Being a woman in the workforce is tough. It may sound cliché or redundant, but I didn’t realize just how difficult it could actually be until I gained
experience working in several male-dominated industries.
Prior to transitioning to a career in trade journalism, I spent more than a half-dozen years in female-dominated professions, such as fundraising and nonprofit management, and even worked for several female elected officials. I didn’t know what it was like to work in an environment that was heavily influenced by men—nor did it ever occur to me the experience would be different.
According to an article published by the Pew Research Center, “Some 37 percent of women who say their workplace is mostly male report they have been treated as if they were not competent because of their gender.” But it doesn’t stop there. The article also says 20 percent of women who work mostly with other women and 18 percent of women who work with an even male-to-female ratio have experienced this same treatment. So regardless of an organization’s gender makeup, respectful treatment of women in the workplace remains a general problem for a variety of organizations.

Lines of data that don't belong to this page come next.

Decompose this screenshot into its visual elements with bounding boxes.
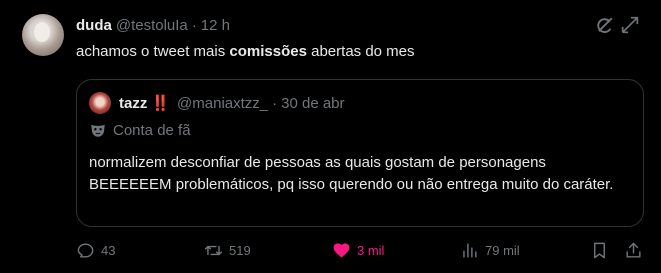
action-bar: 43 519 3 mil 79 mil [76,238,646,262]
account-label: Conta de fã [89,121,191,139]
like-button[interactable]: 3 mil [332,238,384,262]
separator: · [191,16,197,34]
quote-separator: · [272,94,278,112]
repost-icon [204,245,223,255]
post-time[interactable]: 12 h [201,17,230,34]
more-icon[interactable] [619,14,641,36]
bookmark-button[interactable] [590,238,609,262]
post-text-after: abertas do mes [311,43,415,60]
reply-icon [77,242,94,258]
quote-date[interactable]: 30 de abr [281,95,344,112]
reply-button[interactable]: 43 [76,238,115,262]
mask-icon [91,124,105,137]
heart-icon [333,242,350,258]
author-handle[interactable]: @testoluIa [116,17,188,34]
views-icon [463,242,477,258]
post-text: achamos o tweet mais comissões abertas d… [76,42,415,62]
view-count: 79 mil [485,242,520,258]
quote-author-name[interactable]: tazz [119,95,147,112]
author-name[interactable]: duda [76,17,112,34]
post-text-before: achamos o tweet mais [76,43,226,60]
quote-header: tazz ‼️ @maniaxtzz_ · 30 de abr [119,92,345,114]
like-count: 3 mil [357,242,385,258]
author-avatar[interactable] [22,14,64,56]
quote-handle[interactable]: @maniaxtzz_ [177,95,268,112]
reply-count: 43 [101,242,116,258]
repost-button[interactable]: 519 [204,238,251,262]
grok-icon[interactable] [593,15,615,37]
post-header: duda @testoluIa · 12 h [76,15,230,35]
quoted-post[interactable]: tazz ‼️ @maniaxtzz_ · 30 de abr Conta de… [76,79,644,227]
share-icon [626,242,641,258]
repost-count: 519 [229,242,251,258]
post-text-bold: comissões [229,43,307,60]
quote-author-avatar[interactable] [89,92,111,114]
views-button[interactable]: 79 mil [460,238,520,262]
account-label-text: Conta de fã [113,121,191,139]
bookmark-icon [594,242,605,258]
share-button[interactable] [624,238,643,262]
quote-text: normalizem desconfiar de pessoas as quai… [89,154,614,193]
quote-emoji: ‼️ [151,95,170,112]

Given the cleaning industry has been historically male-dominated, it shouldn’t come as a surprise that women face barriers to being taken seriously in their professions. However, with the launch of initiatives such as the ISSA Hygieia Network, and an increasing number of strong women serving in leadership positions within the cleaning industry—including at ISSA—we are heading in the right direction.
This month’s issue of CMM celebrates the women in the industry who are leading the way for others by knocking down barriers to success. To see how female leaders all across the industry are getting ahead, check out this month’s cover story in addition to a special question-and-answer session with a female facility director. If they can do it, we can all do it, too.